You can also check out db4o
If you want to store all of your data in memory, you might want to look at Prevayler.
I've never used it myself, but it seems like a much better solution than using a relational database for those cases in which all of your data can be stored in memory.
Berkeley DB for Java is a fast in memory database, extremely useful for simple object graphs.
hsqldb is quite fast, but it is not ACID transaction-safe. The fastest java-database I know is db4o: benchmarks.
Edit: Please notice that Prevayler is not a database, see http://www.prevayler.org/wiki.jsp?topic=PrevaylerIsNotADatabase. If you're out of RAM, you're out of luck.

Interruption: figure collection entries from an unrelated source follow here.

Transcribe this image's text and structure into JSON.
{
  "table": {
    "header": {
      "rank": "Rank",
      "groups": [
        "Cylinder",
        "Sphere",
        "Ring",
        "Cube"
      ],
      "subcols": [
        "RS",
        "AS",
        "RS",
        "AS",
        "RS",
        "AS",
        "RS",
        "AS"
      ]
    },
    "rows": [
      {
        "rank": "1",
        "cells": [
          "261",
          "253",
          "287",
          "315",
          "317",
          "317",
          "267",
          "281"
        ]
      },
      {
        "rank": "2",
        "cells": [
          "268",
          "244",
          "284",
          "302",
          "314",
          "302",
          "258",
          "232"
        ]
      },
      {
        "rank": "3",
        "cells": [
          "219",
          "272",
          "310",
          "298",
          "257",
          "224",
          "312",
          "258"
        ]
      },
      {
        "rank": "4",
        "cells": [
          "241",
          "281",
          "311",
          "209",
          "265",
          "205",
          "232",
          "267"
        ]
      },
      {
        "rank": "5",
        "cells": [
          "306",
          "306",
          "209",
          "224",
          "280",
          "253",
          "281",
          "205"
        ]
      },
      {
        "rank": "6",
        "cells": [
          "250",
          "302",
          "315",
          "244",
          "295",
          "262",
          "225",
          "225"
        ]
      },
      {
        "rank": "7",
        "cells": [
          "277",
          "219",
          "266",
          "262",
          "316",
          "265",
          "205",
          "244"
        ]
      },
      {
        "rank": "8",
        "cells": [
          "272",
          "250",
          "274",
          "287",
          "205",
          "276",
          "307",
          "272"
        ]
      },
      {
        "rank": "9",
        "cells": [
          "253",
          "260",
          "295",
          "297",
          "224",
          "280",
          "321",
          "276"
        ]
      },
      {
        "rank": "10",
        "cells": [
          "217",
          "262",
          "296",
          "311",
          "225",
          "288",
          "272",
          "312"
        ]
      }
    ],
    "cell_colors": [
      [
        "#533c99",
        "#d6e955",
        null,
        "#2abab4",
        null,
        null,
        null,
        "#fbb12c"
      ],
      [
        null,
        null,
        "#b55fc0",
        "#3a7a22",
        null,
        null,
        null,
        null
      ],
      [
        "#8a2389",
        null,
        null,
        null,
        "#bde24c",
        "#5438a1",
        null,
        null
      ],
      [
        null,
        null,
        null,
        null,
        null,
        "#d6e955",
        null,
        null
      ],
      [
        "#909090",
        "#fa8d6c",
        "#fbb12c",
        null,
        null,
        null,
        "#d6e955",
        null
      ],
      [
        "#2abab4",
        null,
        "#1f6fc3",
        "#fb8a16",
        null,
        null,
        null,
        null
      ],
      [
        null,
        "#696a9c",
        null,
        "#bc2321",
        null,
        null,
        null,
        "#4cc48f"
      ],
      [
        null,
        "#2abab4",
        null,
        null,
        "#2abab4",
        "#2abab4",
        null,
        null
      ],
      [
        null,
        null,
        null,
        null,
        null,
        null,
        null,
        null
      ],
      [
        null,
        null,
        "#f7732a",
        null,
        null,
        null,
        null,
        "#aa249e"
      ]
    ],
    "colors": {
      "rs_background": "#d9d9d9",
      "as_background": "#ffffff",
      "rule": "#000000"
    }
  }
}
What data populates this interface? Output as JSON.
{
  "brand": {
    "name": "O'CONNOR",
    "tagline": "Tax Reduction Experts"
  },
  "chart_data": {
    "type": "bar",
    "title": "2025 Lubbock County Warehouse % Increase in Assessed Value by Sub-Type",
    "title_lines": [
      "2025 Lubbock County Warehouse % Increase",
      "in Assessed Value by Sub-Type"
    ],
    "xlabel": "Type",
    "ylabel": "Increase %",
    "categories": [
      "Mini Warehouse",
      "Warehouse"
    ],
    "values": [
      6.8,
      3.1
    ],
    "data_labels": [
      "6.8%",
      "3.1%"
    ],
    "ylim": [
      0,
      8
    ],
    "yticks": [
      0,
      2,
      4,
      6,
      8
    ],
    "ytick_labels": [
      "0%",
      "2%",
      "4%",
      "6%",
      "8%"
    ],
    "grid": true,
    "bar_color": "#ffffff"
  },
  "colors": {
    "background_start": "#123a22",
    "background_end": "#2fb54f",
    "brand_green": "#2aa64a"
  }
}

H2 is truly fantastic, indeed, in memory, normal server and transactional, you have it all. However It doesn't compare in performance to the object databases, I see Db4o mentioned, I have had much better performance with Neodatis in fact, and everything nicely set up in Maven repositories. Although not very robust, like a Ferrari, fast but not a truck like Oracle.
You can try CSQL (available under open source and enterprise version) It provides 30X performance improvement over disk based database systems and provides JDBC interface. It can be configured to work as stand alone main memory database or as a transparent cache to MySQL, Postgres, Oracle databases.